Quizá por ello me haya resultado más difícil encajar esta propuesta de Pedro Almodóvar que, de todos modos, me parece de una valentía excepcional. Cuando los genios son genios no se conforman con ello y continúan arriesgando y jugándose el todo por el todo y así, La Piel que Habito es un ejercicio de humildad, en contra de lo que han criticado muchos especialistas de este país de envidiosos.
Lo que no perdono es la, a mi juicio, errónea dirección de Antonio Banderas, que a fuerza de obligada parquedad casi ni interpreta, y de Marisa Paredes, quien una ya no sabe si se ha tragado a Eusebio Poncela o ha sido el actor quien se ha comido a su clon femenino, pero a ver quién se cree que es una chacha…
Algunos patinazos también en momentos puntuales de la historia, con personajes innecesarios o confesiones forzadas entre individuos que una no llega a alcanzar en qué momento se granjearon la confianza mutua para convertirse en confidentes.
Aún así, Almodóvar consigue con su película momentos de intensidad agobiante, porque el terror que nos plantea es un terror simple y con ello no quiero decir que sea nimio, todo lo contrario.

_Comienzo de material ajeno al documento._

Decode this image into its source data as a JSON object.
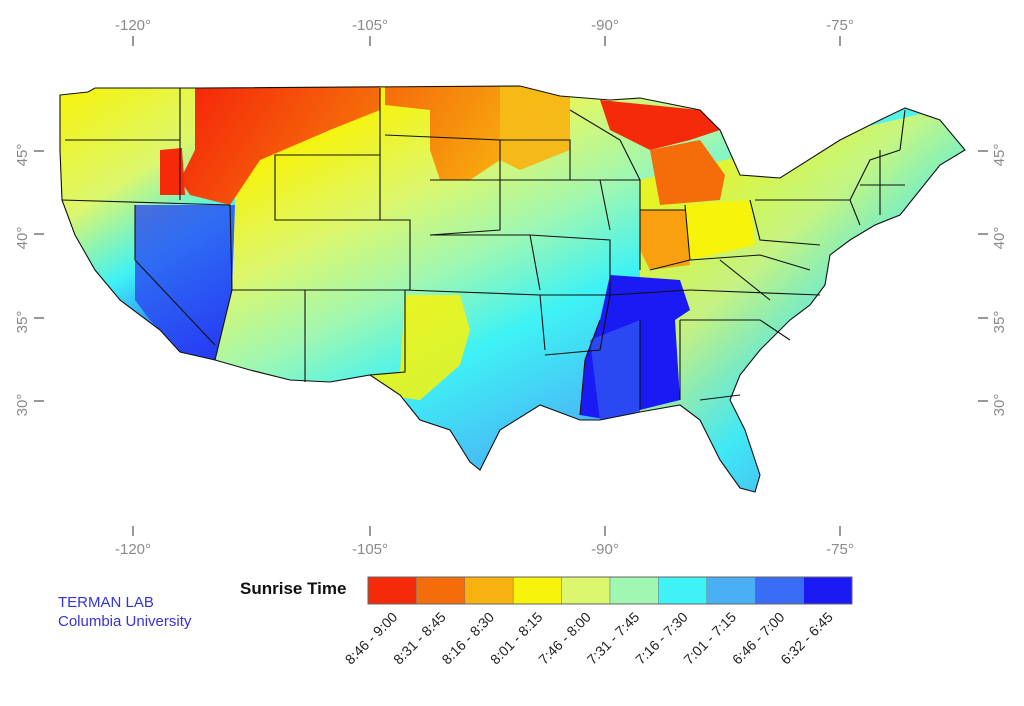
{
  "credit": {
    "line1": "TERMAN LAB",
    "line2": "Columbia University"
  },
  "axes": {
    "longitude_ticks": [
      "-120°",
      "-105°",
      "-90°",
      "-75°"
    ],
    "latitude_ticks": [
      "45°",
      "40°",
      "35°",
      "30°"
    ]
  },
  "legend": {
    "title": "Sunrise Time",
    "bins": [
      {
        "label": "8:46 - 9:00",
        "color": "#f52a0a"
      },
      {
        "label": "8:31 - 8:45",
        "color": "#f56d0a"
      },
      {
        "label": "8:16 - 8:30",
        "color": "#f8b20f"
      },
      {
        "label": "8:01 - 8:15",
        "color": "#f7f30a"
      },
      {
        "label": "7:46 - 8:00",
        "color": "#dcf76e"
      },
      {
        "label": "7:31 - 7:45",
        "color": "#9ff7b2"
      },
      {
        "label": "7:16 - 7:30",
        "color": "#3ff2f5"
      },
      {
        "label": "7:01 - 7:15",
        "color": "#4aaff5"
      },
      {
        "label": "6:46 - 7:00",
        "color": "#3a6df5"
      },
      {
        "label": "6:32 - 6:45",
        "color": "#1a1af5"
      }
    ]
  }
}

Se trata del horror que es capaz de producir cualquiera de nosotros. Un espanto nacido de la atrocidad más atávica y primitiva del ser humano. La venganza y el odio extremos como sistema para conservar una cordura ficticia y una vida vacía de cualquier tipo de emoción.
El conjunto resulta demasiado complicado para poder digerirlo de una sola sentada y tal vez, como augura Banderas, el film del manchego necesite unos años para poder ser tratado con justicia. De todos modos, como desde hace bastante tiempo, el coraje de Pedro Almodóvar ha sido mejor recibido fuera de nuestras fronteras. Aquí queremos “encadenarlo” a la cueva de la Movida.